In Boston, the Pine Street Inn is using state and federal money to provide housing, services, and a huge amount of patience to house and track 50 adults. Just over a year into the program, 91 percent of participants are still living in permanent housing. A comprehensive but flexible approach helps those with severe problems such as schizophrenia. Some are taking medication. Some aren't. Some will try but fail to kick alcohol and drug addictions. Some need help learning to use a washing machine. Some need to be talked into seeing a doctor for the first time in years.
Another crucial ingredient is a 24-hour presence, so that help is always only a phone call away. Pine Street has case managers with beepers says executive director Lyndia Downie, explaining the web of support. Massachusetts also has to help people leaving jails, foster care, and mental health programs find supportive housing so that they don't end up in homeless shelters.

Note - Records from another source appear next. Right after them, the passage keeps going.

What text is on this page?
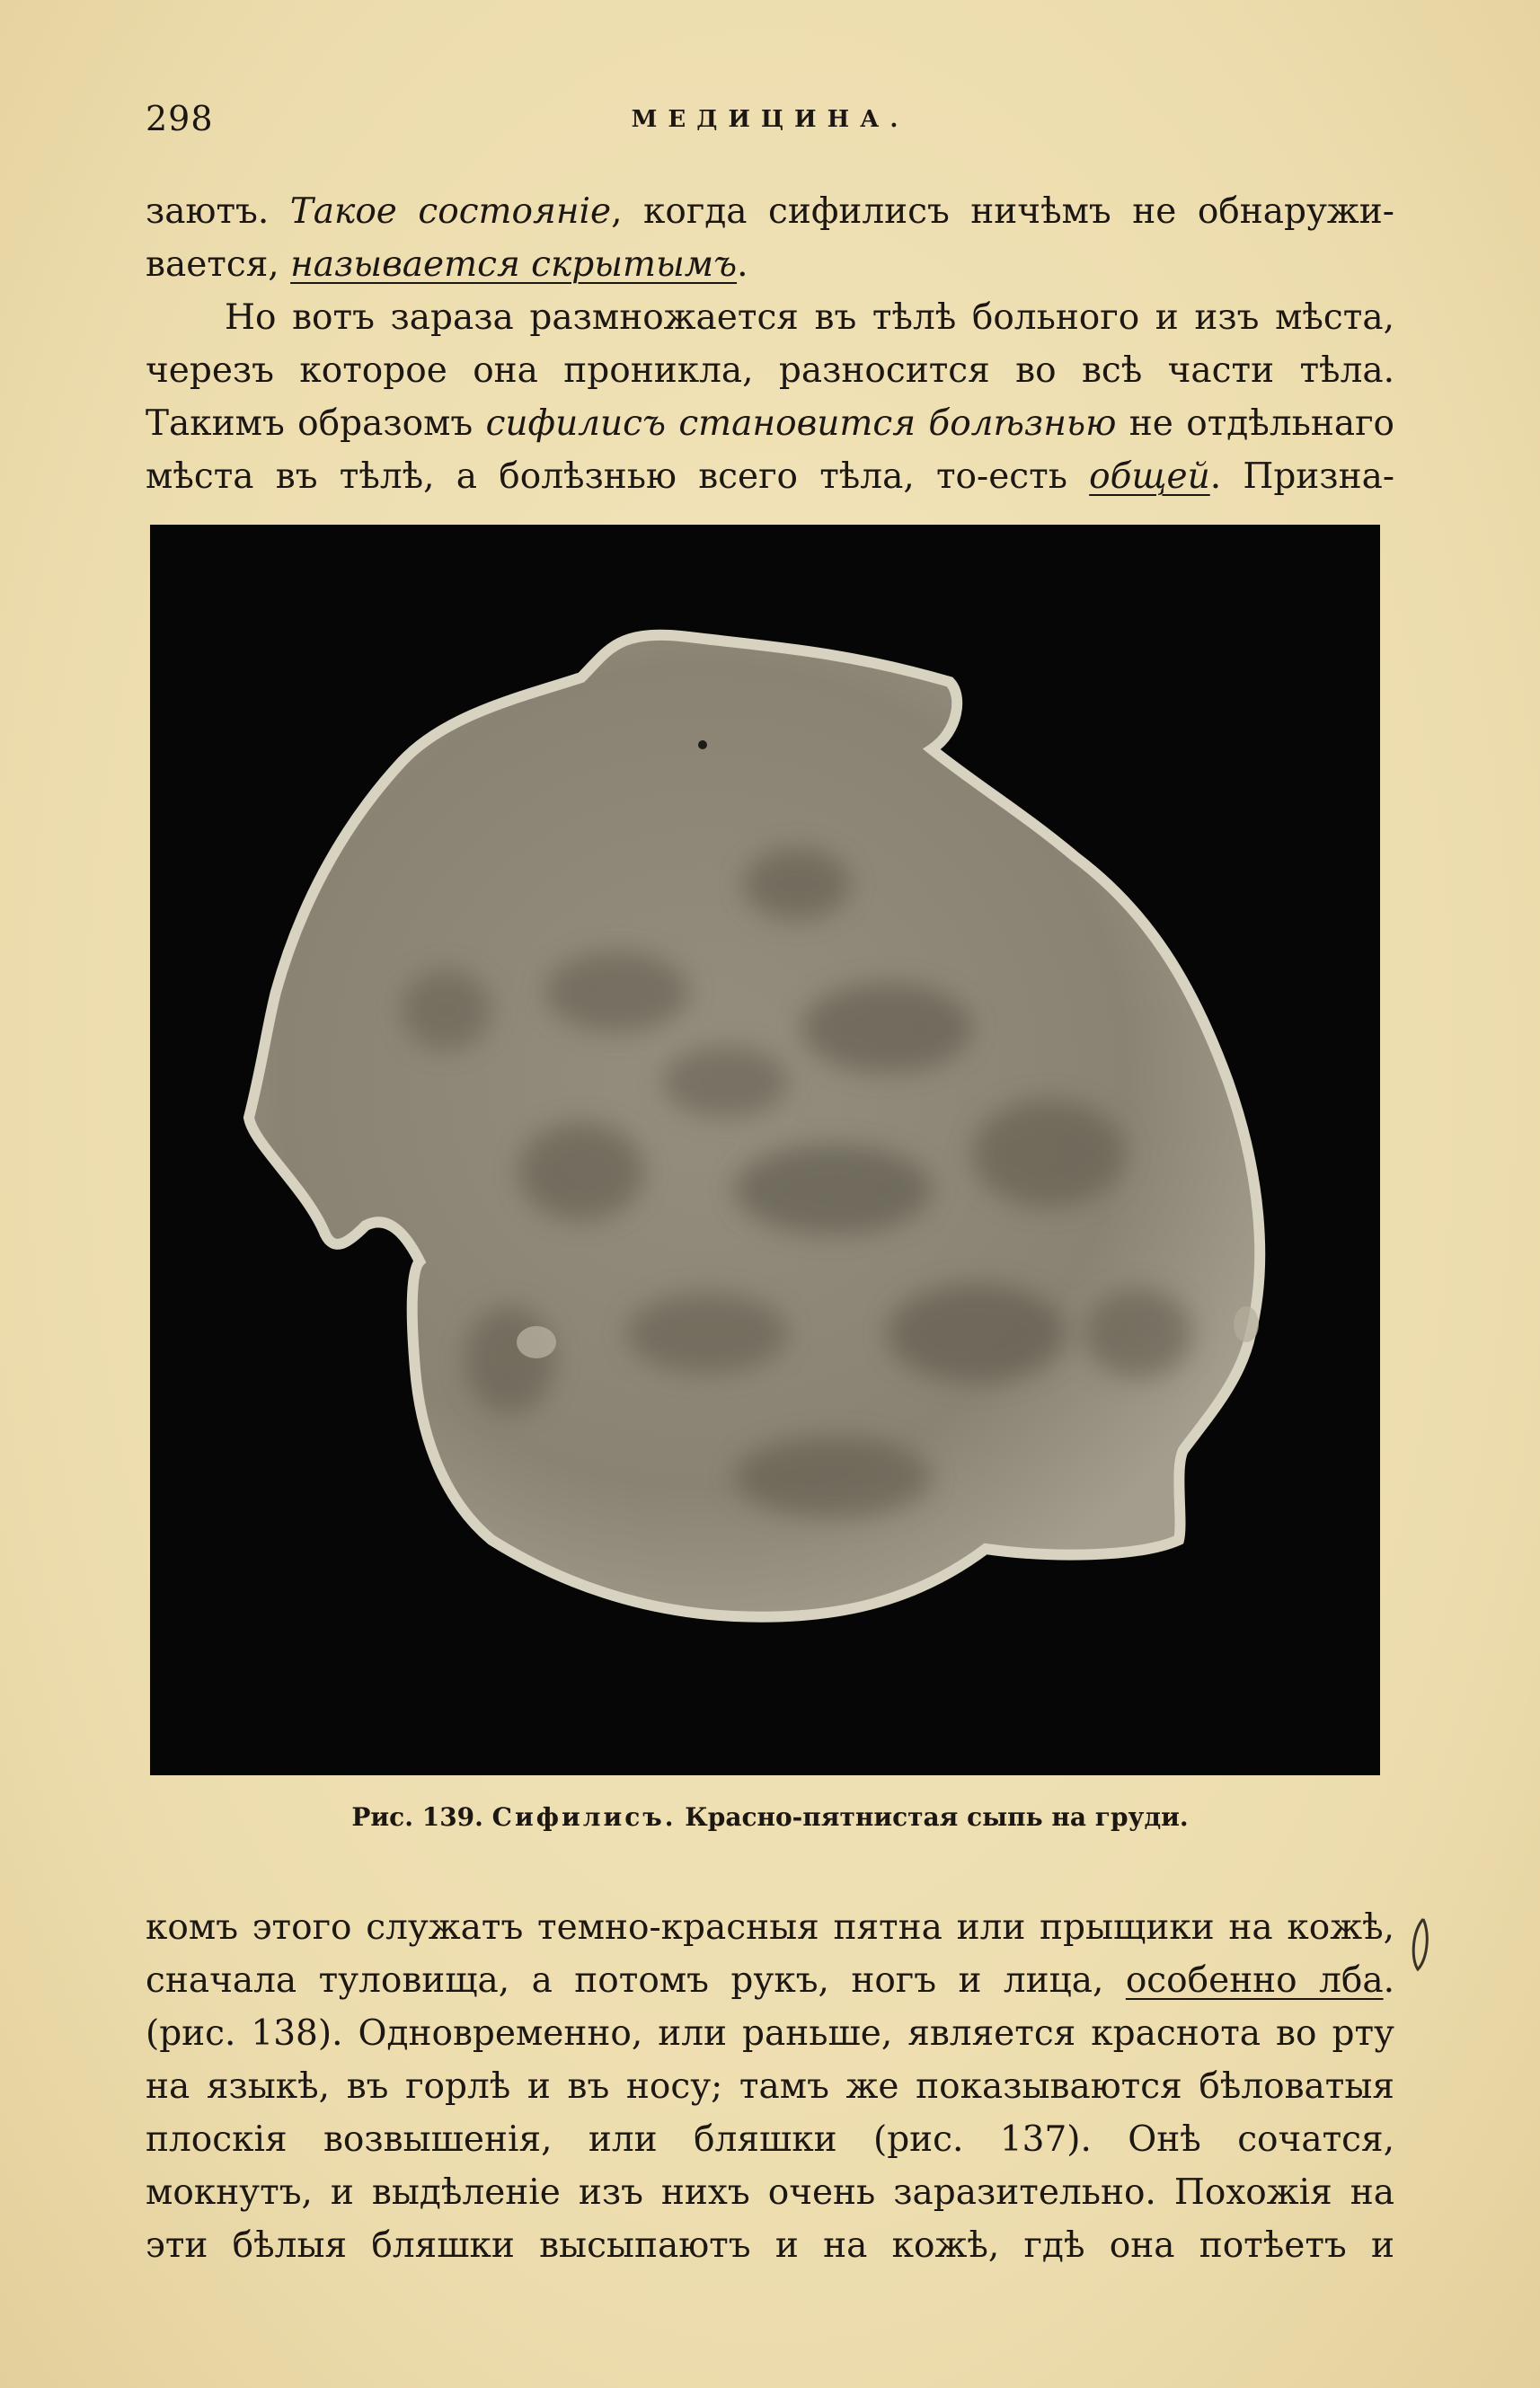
298	МЕДИЦИНА.
заютъ. Такое состоянiе, когда сифилисъ ничѣмъ не обнаружи-
вается, называется скрытымъ.
Но вотъ зараза размножается въ тѣлѣ больного и изъ мѣста,
черезъ которое она проникла, разносится во всѣ части тѣла.
Такимъ образомъ сифилисъ становится болѣзнью не отдѣльнаго
мѣста въ тѣлѣ, а болѣзнью всего тѣла, то-есть общей. Призна-
Рис. 139. Сифилисъ. Красно-пятнистая сыпь на груди.
комъ этого служатъ темно-красныя пятна или прыщики на кожѣ,
сначала туловища, а потомъ рукъ, ногъ и лица, особенно лба.
(рис. 138). Одновременно, или раньше, является краснота во рту
на языкѣ, въ горлѣ и въ носу; тамъ же показываются бѣловатыя
плоскiя возвышенiя, или бляшки (рис. 137). Онѣ сочатся,
мокнутъ, и выдѣленiе изъ нихъ очень заразительно. Похожiя на
эти бѣлыя бляшки высыпаютъ и на кожѣ, гдѣ она потѣетъ и
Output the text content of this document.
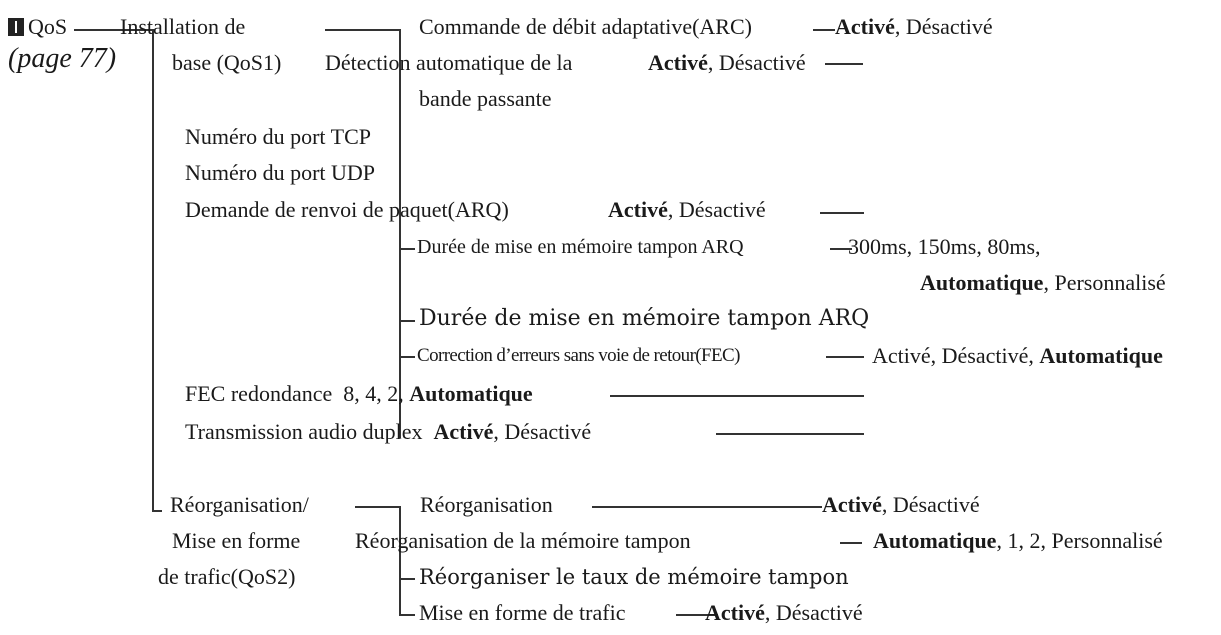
QoS
(page 77)
Installation de
base (QoS1)
Commande de débit adaptative(ARC)	Activé, Désactivé
Détection automatique de la	Activé, Désactivé
bande passante
Numéro du port TCP
Numéro du port UDP
Demande de renvoi de paquet(ARQ)	Activé, Désactivé
Durée de mise en mémoire tampon ARQ	300ms, 150ms, 80ms,
Automatique, Personnalisé
Durée de mise en mémoire tampon ARQ
Correction d’erreurs sans voie de retour(FEC)	Activé, Désactivé, Automatique
FEC redondance 8, 4, 2, Automatique
Transmission audio duplex Activé, Désactivé
Réorganisation/
Mise en forme
de trafic(QoS2)
Réorganisation	Activé, Désactivé
Réorganisation de la mémoire tampon	Automatique, 1, 2, Personnalisé
Réorganiser le taux de mémoire tampon
Mise en forme de trafic	Activé, Désactivé
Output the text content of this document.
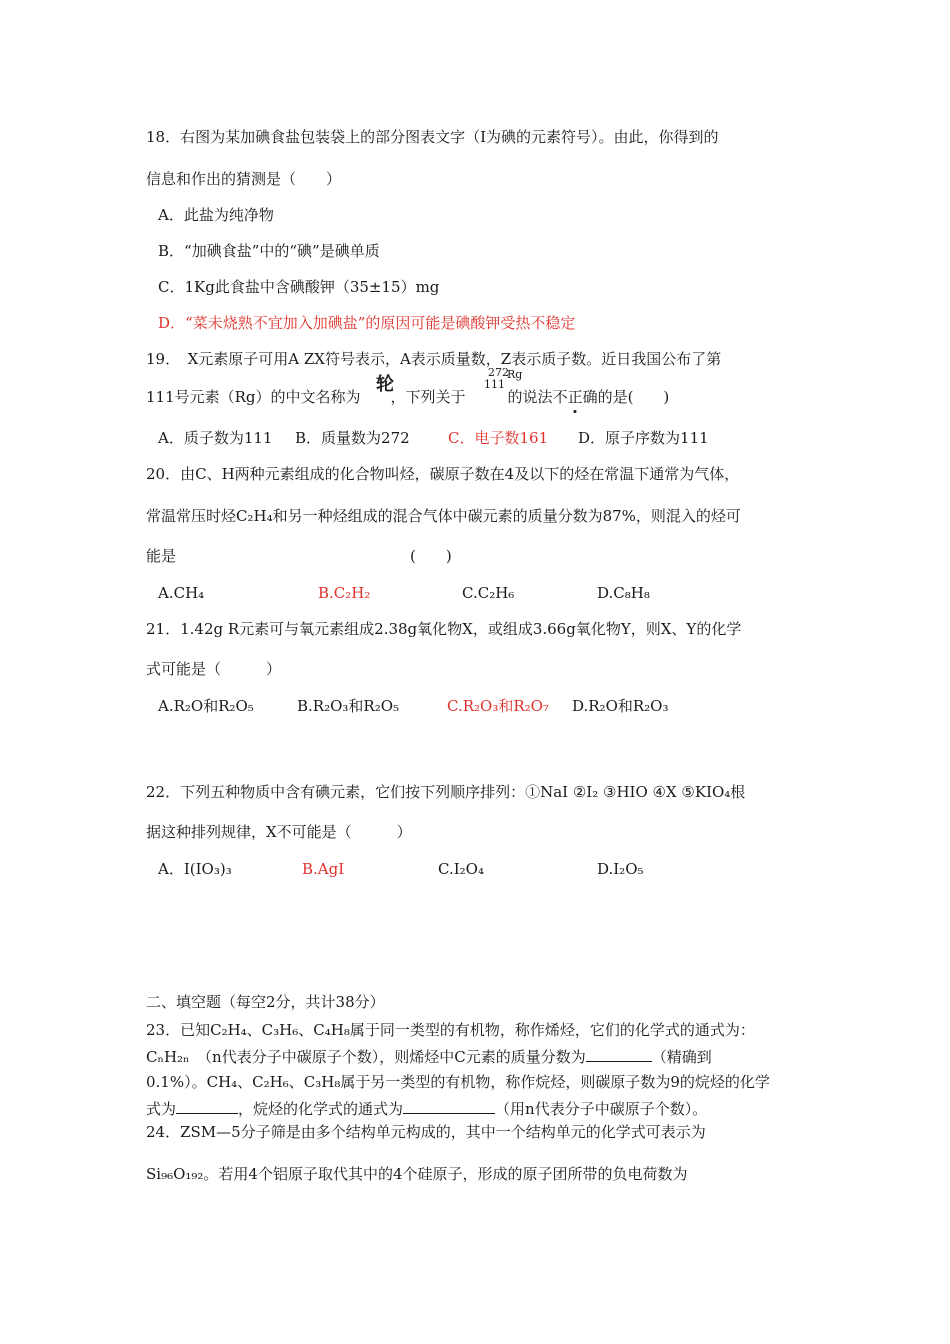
18．右图为某加碘食盐包装袋上的部分图表文字（I为碘的元素符号）。由此，你得到的
信息和作出的猜测是（　　）
A．此盐为纯净物
B．“加碘食盐”中的“碘”是碘单质
C．1Kg此食盐中含碘酸钾（35±15）mg
D．“菜未烧熟不宜加入加碘盐”的原因可能是碘酸钾受热不稳定
19．　X元素原子可用A ZX符号表示，A表示质量数，Z表示质子数。近日我国公布了第
轮
272
111Rg
111号元素（Rg）的中文名称为 ，下列关于	的说法不正确的是(　　)
A．质子数为111 B．质量数为272	C．电子数161 D．原子序数为111
20．由C、H两种元素组成的化合物叫烃，碳原子数在4及以下的烃在常温下通常为气体，
常温常压时烃C₂H₄和另一种烃组成的混合气体中碳元素的质量分数为87%，则混入的烃可
能是	(　　)
A.CH₄	B.C₂H₂	C.C₂H₆	D.C₈H₈
21．1.42g R元素可与氧元素组成2.38g氧化物X，或组成3.66g氧化物Y，则X、Y的化学
式可能是（　　　）
A.R₂O和R₂O₅	B.R₂O₃和R₂O₅	C.R₂O₃和R₂O₇ D.R₂O和R₂O₃
22．下列五种物质中含有碘元素，它们按下列顺序排列：①NaI ②I₂ ③HIO ④X ⑤KIO₄根
据这种排列规律，X不可能是（　　　）
A．I(IO₃)₃	B.AgI	C.I₂O₄	D.I₂O₅
二、填空题（每空2分，共计38分）
23．已知C₂H₄、C₃H₆、C₄H₈属于同一类型的有机物，称作烯烃，它们的化学式的通式为：
CₙH₂ₙ　（n代表分子中碳原子个数），则烯烃中C元素的质量分数为	（精确到
0.1%）。CH₄、C₂H₆、C₃H₈属于另一类型的有机物，称作烷烃，则碳原子数为9的烷烃的化学
式为	，烷烃的化学式的通式为	（用n代表分子中碳原子个数）。
24．ZSM—5分子筛是由多个结构单元构成的，其中一个结构单元的化学式可表示为
Si₉₆O₁₉₂。若用4个铝原子取代其中的4个硅原子，形成的原子团所带的负电荷数为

With the additional $10 million, Massachusetts could conduct more statewide experiments like the one at Pine Street. Instead of having to knock on 20 doors to cobble together services, homeless people could find help in one place. Behind the scenes would be regional coordinators stitching together state programs and local efforts to ensure that each homeless person gets seamless access to the most appropriate and effective services.
"Doing nothing will cost us even more," warns Lieutenant Governor Timothy Murray, pointing out that paying for homeless shelters costs more than helping people pay their rent. Murray is also chairman of the state's Interagency Council on Housing and Homelessness, the entity that would deploy the $10 million, and, he says, use the state money to attract private donations.
It's a tough budget year, but the Senate should also endorse this small, sound investment in helping vulnerable people by ending homelessness.